England was a much more religious country then. Not in a showy kind of way, but as part of life. Church – or chapel – was embedded in the social fabric.
As a teenager, I courted my girlfriend (and future wife) in the youth club of a Wakefield Methodist chapel, after the Sunday service. Looking back, it was all terribly innocent, though Mother Nature had ways of getting us into mischief.
This weekend, we’re visiting Cramond Kirk, a 15th-century church just north of Edinburgh, where 60 years ago on Sunday the Rev Campbell Maclean married us.
I was just 19, she was 17. We eloped to Scotland because my father wouldn’t let us wed. It took an understanding Church of Scotland minister to make us an honest couple.
I write about this not merely to remember, but to consider the role of religion in politics.
It’s unusual to have a practising Christian in No 10 these days, and Theresa May was the last Anglican premier.
But we now have a devout Hindu as Prime Minister, and the SNP chose Humza Yousaf, a Muslim, as its leader by a narrow margin over Kate Forbes, an evangelical Christian.

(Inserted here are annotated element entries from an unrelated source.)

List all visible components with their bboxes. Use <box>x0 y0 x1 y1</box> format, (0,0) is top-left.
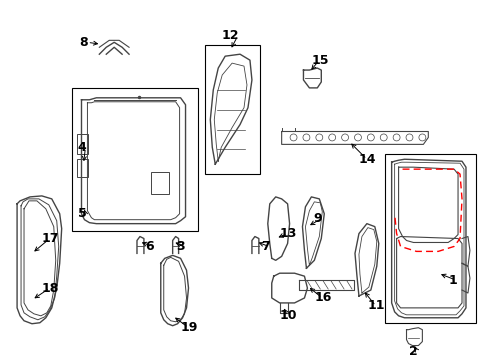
Text: 12: 12 <box>221 29 239 42</box>
Text: 6: 6 <box>144 240 153 253</box>
Text: 3: 3 <box>176 240 185 253</box>
Text: 18: 18 <box>42 282 59 294</box>
Text: 10: 10 <box>279 309 297 322</box>
Text: 4: 4 <box>78 141 86 154</box>
Text: 1: 1 <box>447 274 456 287</box>
Text: 19: 19 <box>180 321 198 334</box>
Text: 16: 16 <box>314 292 331 305</box>
Text: 17: 17 <box>42 232 59 245</box>
Text: 14: 14 <box>358 153 376 166</box>
Bar <box>384 154 475 323</box>
Text: 2: 2 <box>408 345 417 358</box>
Text: 8: 8 <box>80 36 88 49</box>
Bar <box>77 159 88 177</box>
Bar <box>77 135 88 154</box>
Text: 13: 13 <box>279 227 296 240</box>
Bar <box>71 88 198 231</box>
Bar <box>205 45 259 174</box>
Bar <box>151 172 168 194</box>
Text: 9: 9 <box>313 212 321 225</box>
Text: 11: 11 <box>367 300 385 312</box>
Text: 5: 5 <box>78 207 86 220</box>
Text: 15: 15 <box>311 54 328 67</box>
Text: 7: 7 <box>260 240 269 253</box>
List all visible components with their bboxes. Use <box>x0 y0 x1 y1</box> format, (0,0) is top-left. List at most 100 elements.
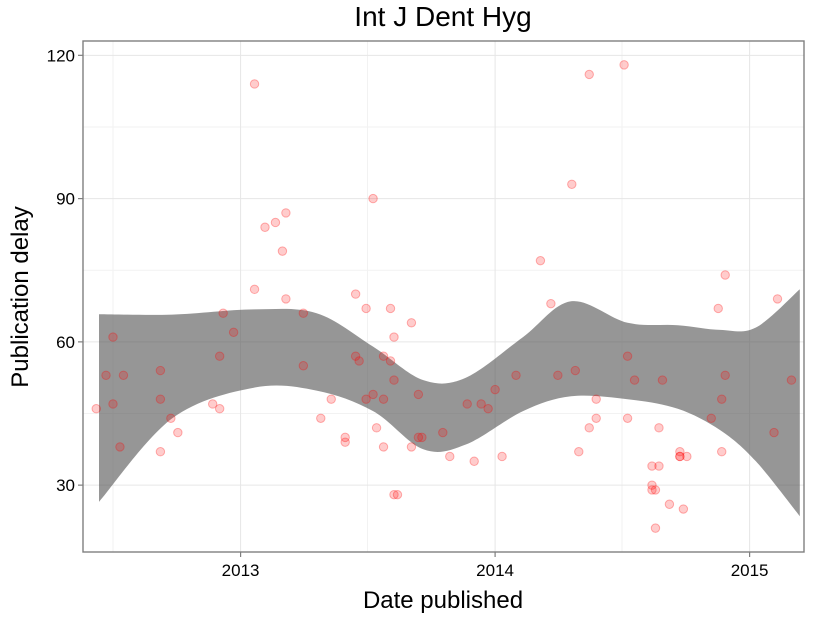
x-axis-title: Date published <box>363 587 523 614</box>
data-point <box>570 365 580 376</box>
data-point <box>389 375 399 385</box>
data-point <box>706 413 716 423</box>
data-point <box>567 179 577 189</box>
y-tick-label: 30 <box>56 476 75 495</box>
data-point <box>574 447 584 457</box>
data-point <box>650 485 661 495</box>
data-point <box>166 413 176 423</box>
data-point <box>249 284 260 295</box>
data-point <box>368 389 378 400</box>
data-point <box>340 432 350 443</box>
data-point <box>214 404 225 414</box>
data-point <box>340 437 350 447</box>
data-point <box>101 370 111 380</box>
data-point <box>664 499 675 509</box>
axes: 30 60 90 120 2013 2014 2015 <box>47 46 769 580</box>
data-point <box>361 394 371 404</box>
data-point <box>717 394 727 404</box>
data-point <box>173 427 183 438</box>
data-point <box>260 222 270 232</box>
data-point <box>654 461 664 471</box>
data-point <box>155 447 166 457</box>
data-point <box>786 375 797 385</box>
data-point <box>769 427 779 438</box>
data-point <box>654 423 664 433</box>
data-point <box>298 308 309 318</box>
data-point <box>678 504 689 514</box>
data-point <box>91 404 101 414</box>
x-tick-label: 2014 <box>476 561 514 580</box>
confidence-band <box>99 289 800 517</box>
data-point <box>584 423 594 433</box>
data-point <box>270 217 281 228</box>
data-point <box>511 370 521 380</box>
data-point <box>361 303 371 314</box>
data-point <box>647 461 657 471</box>
data-point <box>591 394 601 404</box>
data-point <box>417 432 427 443</box>
data-point <box>118 370 129 380</box>
data-point <box>155 365 166 376</box>
y-tick-label: 90 <box>56 190 75 209</box>
data-point <box>535 255 546 266</box>
data-point <box>591 413 601 423</box>
data-point <box>619 60 629 70</box>
data-point <box>647 485 657 495</box>
data-point <box>622 413 633 423</box>
data-point <box>371 423 382 433</box>
data-point <box>622 351 633 361</box>
data-point <box>389 489 399 500</box>
data-point <box>657 375 668 385</box>
data-point <box>675 451 685 462</box>
data-point <box>546 298 556 309</box>
y-axis-title: Publication delay <box>7 206 34 387</box>
x-tick-label: 2015 <box>731 561 769 580</box>
data-point <box>298 361 309 371</box>
data-point <box>207 399 218 409</box>
data-point <box>713 303 723 314</box>
data-point <box>350 351 361 361</box>
data-point <box>483 404 493 414</box>
data-point <box>772 294 783 304</box>
data-point <box>316 413 326 423</box>
data-point <box>281 294 291 304</box>
data-point <box>490 384 500 395</box>
data-point <box>717 447 727 457</box>
data-points <box>91 60 797 533</box>
data-point <box>385 356 396 366</box>
data-point <box>413 432 424 443</box>
data-point <box>214 351 225 361</box>
data-point <box>629 375 640 385</box>
data-point <box>413 389 424 400</box>
y-tick-label: 60 <box>56 333 75 352</box>
data-point <box>277 246 288 256</box>
data-point <box>354 356 364 366</box>
data-point <box>647 480 657 490</box>
data-point <box>584 69 594 80</box>
data-point <box>650 523 661 533</box>
data-point <box>155 394 166 404</box>
data-point <box>438 427 448 438</box>
plot-panel-border <box>82 40 805 553</box>
data-point <box>115 442 125 452</box>
data-point <box>445 451 455 462</box>
data-point <box>675 447 685 457</box>
data-point <box>406 442 417 452</box>
data-point <box>368 193 378 204</box>
data-point <box>385 303 396 314</box>
data-point <box>249 79 260 89</box>
chart-title: Int J Dent Hyg <box>354 1 531 32</box>
confidence-band-area <box>99 289 800 517</box>
data-point <box>281 208 291 218</box>
gridlines <box>83 41 804 552</box>
y-tick-label: 120 <box>47 46 75 65</box>
data-point <box>720 270 730 280</box>
data-point <box>378 351 389 361</box>
data-point <box>108 399 118 409</box>
x-tick-label: 2013 <box>222 561 260 580</box>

Belief still has an influence in public life, even if not always visible. Is that a good thing? Possibly, if politicians think there may be something superior to themselves.
The late John Smith, the best Labour premier we never had, was a regular churchgoer, arguing that politics “ought to be a moral activity”.
And he had a sense of humour.
“I’m going to pray for Nigel!” he once joked of a union leader who leaked a story to me. The Almighty would approve of that.